Jumat, 17 Februari 2012

Adik mau pentas

Beberapa minggu lalu, adik mengeluh karena dia harus latihan tari Yamko Rambe Yamko bersama beberapa teman sekelas. Menurutnya, menari adalah kegiatan anak SD dan identik dengan kegiatan cewek. Saat itu Bunda memberikan penjelasan bahwa semua kegiatan boleh dilakukan baik oleh cewek atau cowok, hanya cowok tidak boleh memakai baju dan aksesoris cewek.

Hari ini, adik merasa sedih ketika Bunda tidak mengijinkan ikut gladi bersih di Kepri Mall karena baru saja sembuh dari demam.
Padahal adik bisa memakai alasan sakit untuk menghindari pentas tari, tapi itu tidak dilakukannya.
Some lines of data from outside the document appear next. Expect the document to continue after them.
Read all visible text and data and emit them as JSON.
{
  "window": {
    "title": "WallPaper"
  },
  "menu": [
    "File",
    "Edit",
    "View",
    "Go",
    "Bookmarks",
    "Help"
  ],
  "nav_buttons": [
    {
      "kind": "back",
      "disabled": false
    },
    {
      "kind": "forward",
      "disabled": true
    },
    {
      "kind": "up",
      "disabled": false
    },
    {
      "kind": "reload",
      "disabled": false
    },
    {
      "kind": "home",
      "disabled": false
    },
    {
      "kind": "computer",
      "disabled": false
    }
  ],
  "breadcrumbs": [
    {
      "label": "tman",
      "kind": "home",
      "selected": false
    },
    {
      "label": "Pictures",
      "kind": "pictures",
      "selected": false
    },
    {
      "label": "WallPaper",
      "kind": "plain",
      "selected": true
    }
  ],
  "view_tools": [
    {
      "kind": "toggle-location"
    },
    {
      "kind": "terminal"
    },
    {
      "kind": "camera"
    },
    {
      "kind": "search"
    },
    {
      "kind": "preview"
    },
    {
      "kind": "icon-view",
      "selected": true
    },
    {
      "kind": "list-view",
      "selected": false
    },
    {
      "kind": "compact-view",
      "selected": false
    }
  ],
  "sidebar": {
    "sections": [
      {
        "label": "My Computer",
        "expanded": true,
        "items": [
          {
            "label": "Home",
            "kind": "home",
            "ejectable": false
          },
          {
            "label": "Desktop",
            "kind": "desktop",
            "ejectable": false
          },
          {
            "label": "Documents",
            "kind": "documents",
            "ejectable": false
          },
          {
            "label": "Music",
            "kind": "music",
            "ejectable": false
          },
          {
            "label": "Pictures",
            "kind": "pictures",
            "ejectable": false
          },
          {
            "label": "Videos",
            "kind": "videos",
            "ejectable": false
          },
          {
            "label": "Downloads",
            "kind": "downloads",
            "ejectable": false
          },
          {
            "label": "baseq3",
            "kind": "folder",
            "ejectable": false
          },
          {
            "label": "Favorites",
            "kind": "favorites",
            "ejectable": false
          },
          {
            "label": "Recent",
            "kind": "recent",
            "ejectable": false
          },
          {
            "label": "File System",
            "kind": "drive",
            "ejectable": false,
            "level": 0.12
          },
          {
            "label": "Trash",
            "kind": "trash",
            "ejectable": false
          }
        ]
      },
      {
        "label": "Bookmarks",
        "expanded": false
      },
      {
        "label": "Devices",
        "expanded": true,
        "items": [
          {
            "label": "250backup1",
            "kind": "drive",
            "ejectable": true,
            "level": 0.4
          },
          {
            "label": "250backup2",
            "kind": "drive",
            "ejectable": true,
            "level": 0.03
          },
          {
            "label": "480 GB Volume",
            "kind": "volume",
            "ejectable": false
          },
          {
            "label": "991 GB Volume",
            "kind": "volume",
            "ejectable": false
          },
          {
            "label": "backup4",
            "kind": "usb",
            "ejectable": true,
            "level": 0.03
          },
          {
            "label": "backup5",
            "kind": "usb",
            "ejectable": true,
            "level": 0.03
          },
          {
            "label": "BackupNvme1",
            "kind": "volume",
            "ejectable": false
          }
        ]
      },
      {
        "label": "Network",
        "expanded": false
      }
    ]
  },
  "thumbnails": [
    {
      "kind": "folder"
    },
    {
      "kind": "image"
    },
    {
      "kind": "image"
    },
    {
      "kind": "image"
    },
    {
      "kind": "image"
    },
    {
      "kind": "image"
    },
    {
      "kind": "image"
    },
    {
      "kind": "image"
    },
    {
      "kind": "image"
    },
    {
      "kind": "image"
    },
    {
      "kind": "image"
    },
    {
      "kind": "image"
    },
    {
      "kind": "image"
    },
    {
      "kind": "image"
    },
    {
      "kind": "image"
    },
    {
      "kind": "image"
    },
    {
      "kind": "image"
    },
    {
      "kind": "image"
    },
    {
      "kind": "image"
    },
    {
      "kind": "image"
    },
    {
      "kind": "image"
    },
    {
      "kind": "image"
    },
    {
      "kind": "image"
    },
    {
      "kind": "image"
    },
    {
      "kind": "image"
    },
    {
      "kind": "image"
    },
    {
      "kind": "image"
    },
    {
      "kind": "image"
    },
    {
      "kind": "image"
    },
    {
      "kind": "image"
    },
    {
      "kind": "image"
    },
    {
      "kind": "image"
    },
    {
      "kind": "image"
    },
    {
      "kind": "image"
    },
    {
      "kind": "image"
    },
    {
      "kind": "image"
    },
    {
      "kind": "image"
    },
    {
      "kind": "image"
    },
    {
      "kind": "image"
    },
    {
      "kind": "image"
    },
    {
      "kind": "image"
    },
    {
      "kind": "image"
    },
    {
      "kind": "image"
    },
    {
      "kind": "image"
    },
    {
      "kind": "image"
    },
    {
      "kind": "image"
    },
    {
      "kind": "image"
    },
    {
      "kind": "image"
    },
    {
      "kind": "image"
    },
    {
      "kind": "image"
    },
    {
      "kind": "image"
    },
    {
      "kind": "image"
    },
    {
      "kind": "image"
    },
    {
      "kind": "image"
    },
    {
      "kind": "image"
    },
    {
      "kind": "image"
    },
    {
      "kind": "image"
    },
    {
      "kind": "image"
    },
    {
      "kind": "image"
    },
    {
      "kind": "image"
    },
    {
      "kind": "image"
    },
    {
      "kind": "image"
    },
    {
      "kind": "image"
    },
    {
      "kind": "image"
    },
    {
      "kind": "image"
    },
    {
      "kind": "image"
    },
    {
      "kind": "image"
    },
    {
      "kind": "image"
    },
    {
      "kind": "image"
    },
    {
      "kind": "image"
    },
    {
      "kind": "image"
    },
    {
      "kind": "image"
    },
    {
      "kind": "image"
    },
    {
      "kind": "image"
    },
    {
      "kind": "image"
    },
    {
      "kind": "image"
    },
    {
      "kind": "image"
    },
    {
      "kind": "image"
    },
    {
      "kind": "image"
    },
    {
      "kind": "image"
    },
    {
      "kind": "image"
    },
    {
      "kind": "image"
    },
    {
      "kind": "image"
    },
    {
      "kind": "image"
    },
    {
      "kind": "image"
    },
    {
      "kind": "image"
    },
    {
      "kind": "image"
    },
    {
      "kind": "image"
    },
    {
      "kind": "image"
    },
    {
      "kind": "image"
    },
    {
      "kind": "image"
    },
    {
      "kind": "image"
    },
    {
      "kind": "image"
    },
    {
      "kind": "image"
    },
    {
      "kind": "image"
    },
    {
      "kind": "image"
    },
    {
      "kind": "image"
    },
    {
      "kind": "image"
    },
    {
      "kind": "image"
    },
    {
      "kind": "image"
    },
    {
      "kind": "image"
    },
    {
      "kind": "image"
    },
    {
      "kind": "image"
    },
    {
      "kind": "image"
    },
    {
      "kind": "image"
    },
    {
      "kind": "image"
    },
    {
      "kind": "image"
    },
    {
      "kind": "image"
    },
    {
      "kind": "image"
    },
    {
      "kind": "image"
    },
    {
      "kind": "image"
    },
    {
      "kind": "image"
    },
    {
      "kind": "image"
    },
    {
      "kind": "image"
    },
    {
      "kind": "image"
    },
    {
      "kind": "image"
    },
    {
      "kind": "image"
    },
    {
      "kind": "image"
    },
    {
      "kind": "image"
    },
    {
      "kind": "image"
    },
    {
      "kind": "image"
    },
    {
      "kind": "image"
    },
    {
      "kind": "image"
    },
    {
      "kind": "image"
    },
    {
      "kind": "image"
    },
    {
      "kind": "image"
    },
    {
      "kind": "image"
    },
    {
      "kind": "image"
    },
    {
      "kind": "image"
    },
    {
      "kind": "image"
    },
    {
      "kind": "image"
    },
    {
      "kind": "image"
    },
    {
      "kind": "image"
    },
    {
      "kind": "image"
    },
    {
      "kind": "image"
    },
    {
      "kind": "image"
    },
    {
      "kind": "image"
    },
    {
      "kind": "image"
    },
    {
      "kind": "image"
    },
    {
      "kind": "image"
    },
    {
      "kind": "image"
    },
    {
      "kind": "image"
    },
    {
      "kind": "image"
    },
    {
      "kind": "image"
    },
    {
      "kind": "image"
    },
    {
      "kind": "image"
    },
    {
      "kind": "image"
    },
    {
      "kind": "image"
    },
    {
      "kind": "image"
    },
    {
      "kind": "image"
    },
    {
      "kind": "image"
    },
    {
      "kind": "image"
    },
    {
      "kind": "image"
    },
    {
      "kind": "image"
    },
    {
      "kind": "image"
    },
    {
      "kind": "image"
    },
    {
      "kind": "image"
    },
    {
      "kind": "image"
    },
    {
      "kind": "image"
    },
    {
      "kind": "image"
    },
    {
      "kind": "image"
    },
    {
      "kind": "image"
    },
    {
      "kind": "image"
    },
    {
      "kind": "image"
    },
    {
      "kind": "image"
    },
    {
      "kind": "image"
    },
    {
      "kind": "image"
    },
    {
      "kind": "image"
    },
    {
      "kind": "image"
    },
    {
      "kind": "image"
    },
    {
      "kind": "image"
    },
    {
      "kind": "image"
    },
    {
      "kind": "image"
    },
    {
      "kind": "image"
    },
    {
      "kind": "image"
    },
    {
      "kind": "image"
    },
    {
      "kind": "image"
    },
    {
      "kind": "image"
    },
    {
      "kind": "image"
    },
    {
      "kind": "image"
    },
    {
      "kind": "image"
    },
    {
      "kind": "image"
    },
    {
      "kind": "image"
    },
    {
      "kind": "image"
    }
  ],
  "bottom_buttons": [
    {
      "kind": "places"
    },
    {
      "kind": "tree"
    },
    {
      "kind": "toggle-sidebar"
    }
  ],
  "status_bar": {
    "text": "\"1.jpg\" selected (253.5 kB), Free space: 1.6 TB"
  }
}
Akhirnya Bunda pun tidak melewatkan kesempatan untuk melihat gladi resik. Brein pun terlihat senang bertemu teman-teman. Semoga aura energi positif membuat Brein sehat selalu.

Kamis, 16 Februari 2012

Berburu Tiket Murah

Merantau jauh hingga ke pulau Batam yang hanya berjarak 1 jam perjalanan ferry ke Singapore, membuat kami harus pandai mencari celah agar mendapat tiket penerbangan murah ke pulau Jawa.

Apalagi kalau menginginkan perjalanan ketika peak season seperti Lebaran (baik Idhul Fitri ataupun Idhul Adha), Natal dan Tahun Baru. Terlebih untuk yang sudah memiliki anak yang sudah bersekolah, dimana kesempatan berlibur bertambah ketika Libur Sekolah.
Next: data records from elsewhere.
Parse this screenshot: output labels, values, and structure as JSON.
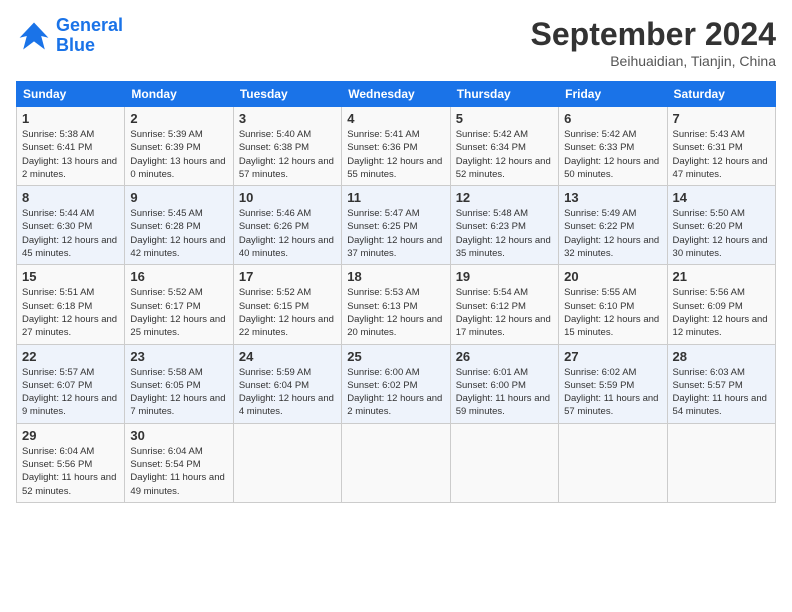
{
  "logo": {
    "text_general": "General",
    "text_blue": "Blue"
  },
  "title": {
    "month_year": "September 2024",
    "location": "Beihuaidian, Tianjin, China"
  },
  "weekdays": [
    "Sunday",
    "Monday",
    "Tuesday",
    "Wednesday",
    "Thursday",
    "Friday",
    "Saturday"
  ],
  "weeks": [
    [
      {
        "day": "1",
        "sunrise": "5:38 AM",
        "sunset": "6:41 PM",
        "daylight": "13 hours and 2 minutes."
      },
      {
        "day": "2",
        "sunrise": "5:39 AM",
        "sunset": "6:39 PM",
        "daylight": "13 hours and 0 minutes."
      },
      {
        "day": "3",
        "sunrise": "5:40 AM",
        "sunset": "6:38 PM",
        "daylight": "12 hours and 57 minutes."
      },
      {
        "day": "4",
        "sunrise": "5:41 AM",
        "sunset": "6:36 PM",
        "daylight": "12 hours and 55 minutes."
      },
      {
        "day": "5",
        "sunrise": "5:42 AM",
        "sunset": "6:34 PM",
        "daylight": "12 hours and 52 minutes."
      },
      {
        "day": "6",
        "sunrise": "5:42 AM",
        "sunset": "6:33 PM",
        "daylight": "12 hours and 50 minutes."
      },
      {
        "day": "7",
        "sunrise": "5:43 AM",
        "sunset": "6:31 PM",
        "daylight": "12 hours and 47 minutes."
      }
    ],
    [
      {
        "day": "8",
        "sunrise": "5:44 AM",
        "sunset": "6:30 PM",
        "daylight": "12 hours and 45 minutes."
      },
      {
        "day": "9",
        "sunrise": "5:45 AM",
        "sunset": "6:28 PM",
        "daylight": "12 hours and 42 minutes."
      },
      {
        "day": "10",
        "sunrise": "5:46 AM",
        "sunset": "6:26 PM",
        "daylight": "12 hours and 40 minutes."
      },
      {
        "day": "11",
        "sunrise": "5:47 AM",
        "sunset": "6:25 PM",
        "daylight": "12 hours and 37 minutes."
      },
      {
        "day": "12",
        "sunrise": "5:48 AM",
        "sunset": "6:23 PM",
        "daylight": "12 hours and 35 minutes."
      },
      {
        "day": "13",
        "sunrise": "5:49 AM",
        "sunset": "6:22 PM",
        "daylight": "12 hours and 32 minutes."
      },
      {
        "day": "14",
        "sunrise": "5:50 AM",
        "sunset": "6:20 PM",
        "daylight": "12 hours and 30 minutes."
      }
    ],
    [
      {
        "day": "15",
        "sunrise": "5:51 AM",
        "sunset": "6:18 PM",
        "daylight": "12 hours and 27 minutes."
      },
      {
        "day": "16",
        "sunrise": "5:52 AM",
        "sunset": "6:17 PM",
        "daylight": "12 hours and 25 minutes."
      },
      {
        "day": "17",
        "sunrise": "5:52 AM",
        "sunset": "6:15 PM",
        "daylight": "12 hours and 22 minutes."
      },
      {
        "day": "18",
        "sunrise": "5:53 AM",
        "sunset": "6:13 PM",
        "daylight": "12 hours and 20 minutes."
      },
      {
        "day": "19",
        "sunrise": "5:54 AM",
        "sunset": "6:12 PM",
        "daylight": "12 hours and 17 minutes."
      },
      {
        "day": "20",
        "sunrise": "5:55 AM",
        "sunset": "6:10 PM",
        "daylight": "12 hours and 15 minutes."
      },
      {
        "day": "21",
        "sunrise": "5:56 AM",
        "sunset": "6:09 PM",
        "daylight": "12 hours and 12 minutes."
      }
    ],
    [
      {
        "day": "22",
        "sunrise": "5:57 AM",
        "sunset": "6:07 PM",
        "daylight": "12 hours and 9 minutes."
      },
      {
        "day": "23",
        "sunrise": "5:58 AM",
        "sunset": "6:05 PM",
        "daylight": "12 hours and 7 minutes."
      },
      {
        "day": "24",
        "sunrise": "5:59 AM",
        "sunset": "6:04 PM",
        "daylight": "12 hours and 4 minutes."
      },
      {
        "day": "25",
        "sunrise": "6:00 AM",
        "sunset": "6:02 PM",
        "daylight": "12 hours and 2 minutes."
      },
      {
        "day": "26",
        "sunrise": "6:01 AM",
        "sunset": "6:00 PM",
        "daylight": "11 hours and 59 minutes."
      },
      {
        "day": "27",
        "sunrise": "6:02 AM",
        "sunset": "5:59 PM",
        "daylight": "11 hours and 57 minutes."
      },
      {
        "day": "28",
        "sunrise": "6:03 AM",
        "sunset": "5:57 PM",
        "daylight": "11 hours and 54 minutes."
      }
    ],
    [
      {
        "day": "29",
        "sunrise": "6:04 AM",
        "sunset": "5:56 PM",
        "daylight": "11 hours and 52 minutes."
      },
      {
        "day": "30",
        "sunrise": "6:04 AM",
        "sunset": "5:54 PM",
        "daylight": "11 hours and 49 minutes."
      },
      null,
      null,
      null,
      null,
      null
    ]
  ]
}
Meskipun maskapai mengatakan bahwa mereka tidak menaikkan harga, toh tetap saja harganya selangit.
Ketika anak-anak masih kecil dan belum bersekolah dasar, kami biasa pergi di low season sekitar Maret hingga April.

Namun, setelah satu persatu mulai mengenyam pendidikan dasar, nggak mungkin lagi melakukan hal yang sama. Akhirnya masa berburu tiket murah dimulai.
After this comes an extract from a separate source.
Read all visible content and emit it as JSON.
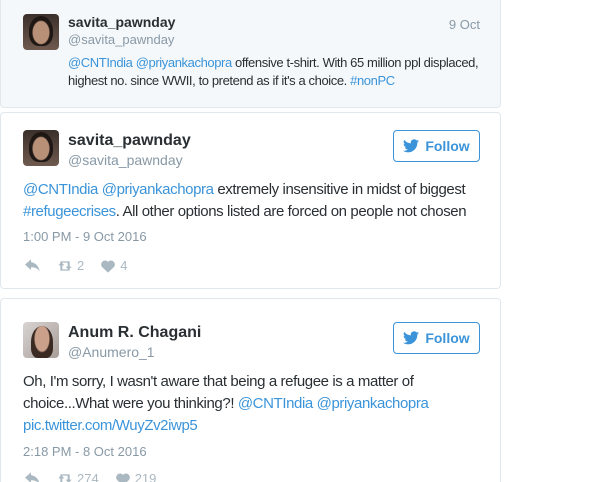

Apalagi dengan bantuan internet, semua informasi sudah bisa didapat dengan mudah. Karena selalunya, Travel Agent sepertinya enggan menjual tiket jauh-jauh hari yang harganya murah.
Seperti misalnya, tiket perjalanan Batam-Surabaya yang akan kulakukan 1 bulan lagi (Mar 2012), tiket dengan harga IDR452.700, sudah kubeli sejak Nov tahun lalu.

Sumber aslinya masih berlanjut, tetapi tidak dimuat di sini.